La risa ahogada de Carlos induce a algunos de los cortesanos a alzar la mirada.
–¿No queréis que nombre a un necio para el puesto más importante del país?
–No.
–Pero es un viejo amigo.
–Y ha construido el palacio más nuevo de vuestro reino porque eso le hacía sentirse fuerte –digo, mirando con intención a nuestro alrededor.
–Si no debe ser él, ¿quién, entonces?
–¿Canciller? Shaftesbury.
–¿Shaftesbury?
–Si un parlamentario se da cuenta de que no es capaz de hacer que cuadren las cuentas, al Parlamento no le quedará más remedio que aprobar más fondos. Y a Shaftesbury le resultará difícil oponerse a la guerra si le habéis designado para ese puesto.
Además, la elección de Shaftesbury irritará a lord Arlington más que cualquier otra.
Carlos asiente con la cabeza.
–Y supongo que pensasteis todo esto mientras yacíamos en el lecho, ¿verdad?
–Por supuesto que no –miento–. Estaba demasiado ocupada pensando en vos, mi dulce amor.
–Bien, me ocuparé de ello. ¿Lo hago ahora?
Sonrío mientras observo el otro extremo de la estancia, donde los Arlington fingen estar hablando con el resto de cortesanos.
–Bueno, creo que podemos mantener la incertidumbre de lord Arlington un poco más, ¿no os parece? Hoy quiero asistir a las carreras y ver a ese semental del que tanto me han hablado. Después de todo, ahora ya conozco muy bien a su homónimo.
Carlo
Helado de frambuesas: preparar un cuarto de galón de crema; cuando se haya enfriado, verterla en un cuarto de galón de frambuesas maduras, mezclarlo todo, tamizarlo, hervirlo a fuego lento y congelar la mezcla. No añadir demasiada azúcar: las frambuesas saben mejor si son un poco ácidas.
El libro de los helados
Louise ha resistido hasta septiembre, un año entero desde que llegó a Inglaterra. He oído decir que siempre había tenido la intención de dejarse seducir, que sus escrúpulos sólo eran fingidos, y su reticencia una mera estratagema. Sin embargo, esto no explica por qué los hombres más resueltos de Europa han tardado doce meses en conseguir que yacera en el lecho del rey.

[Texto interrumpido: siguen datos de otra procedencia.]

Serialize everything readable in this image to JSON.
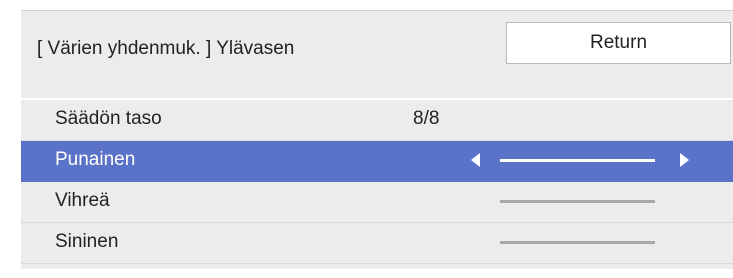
{
  "header": {
    "title": "[ Värien yhdenmuk. ] Ylävasen",
    "return_label": "Return"
  },
  "rows": [
    {
      "label": "Säädön taso",
      "value": "8/8"
    },
    {
      "label": "Punainen",
      "selected": true
    },
    {
      "label": "Vihreä"
    },
    {
      "label": "Sininen"
    }
  ],
  "colors": {
    "panel_bg": "#ececec",
    "selected_bg": "#5b72c9",
    "slider_track": "#a9a9a9"
  },
  "icons": [
    "arrow-left-icon",
    "arrow-right-icon"
  ]
}
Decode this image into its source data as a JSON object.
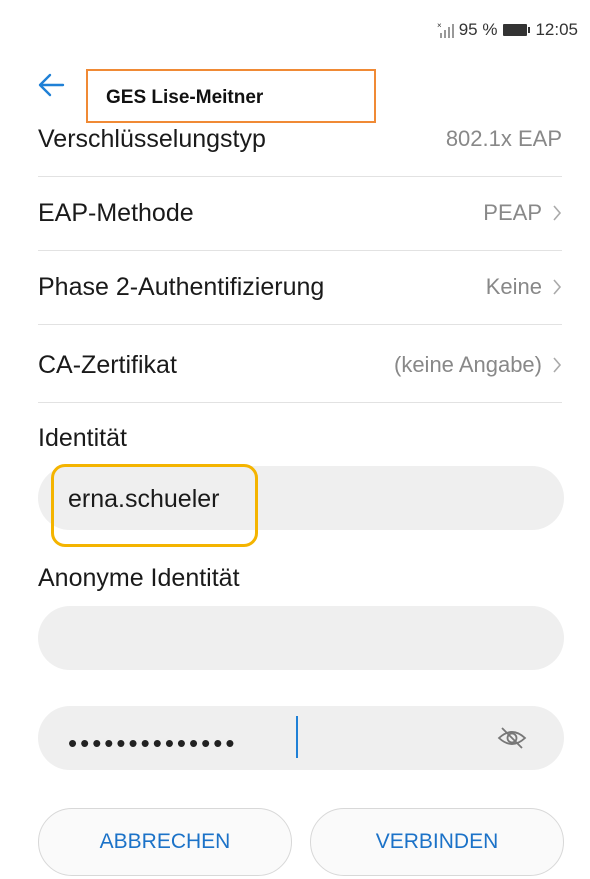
{
  "status_bar": {
    "battery": "95 %",
    "time": "12:05"
  },
  "header": {
    "title": "GES Lise-Meitner"
  },
  "settings": [
    {
      "label": "Verschlüsselungstyp",
      "value": "802.1x EAP",
      "has_chevron": false
    },
    {
      "label": "EAP-Methode",
      "value": "PEAP",
      "has_chevron": true
    },
    {
      "label": "Phase 2-Authentifizierung",
      "value": "Keine",
      "has_chevron": true
    },
    {
      "label": "CA-Zertifikat",
      "value": "(keine Angabe)",
      "has_chevron": true
    }
  ],
  "identity": {
    "label": "Identität",
    "value": "erna.schueler"
  },
  "anon_identity": {
    "label": "Anonyme Identität",
    "value": ""
  },
  "password": {
    "masked": "••••••••••••••"
  },
  "buttons": {
    "cancel": "ABBRECHEN",
    "connect": "VERBINDEN"
  },
  "colors": {
    "accent": "#1b72c8",
    "title_highlight": "#f08a35",
    "identity_highlight": "#f4b400",
    "field_bg": "#efefef"
  }
}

Intenté ser fuerte y no pensar en lo que hicieron allí.
Sin embargo, las consecuencias políticas fueron inmediatas. Se encontró un pretexto para la guerra: la pequeña embarcación real, superada por la flota holandesa, no fue saludada con los honores debidos a un gran barco de guerra. Los holandeses se disculparon por su descuido, pero, aun así, los ingleses anunciaron las hostilidades. El gobierno suspendió el reembolso de las deudas para poder invertir el dinero en la guerra. Y Carlos redactó personalmente un decreto que llamó Declaración de Indulgencia. A partir de ese momento, todos los hombres y mujeres eran libres. Libres para practicar su fe y libres para pensar y decir lo que quisieran.
Casi parecía que hubiese anunciado que se pasara a espada a todos los niños ingleses o la violación de todas las vírgenes. El país se sublevó. Los aprendices protagonizaron tumultos y quemaron los burdeles. Las prostitutas organizaron marchas e incendiaron tiendas. Los comerciantes sellaron sus establecimientos. Los panaderos no podían vender pan y los sacerdotes denunciaron el comportamiento libertino del rey desde los púlpitos. Decían que el ejército estaba a punto de rebelarse, aunque nunca quedó claro por quién o por qué.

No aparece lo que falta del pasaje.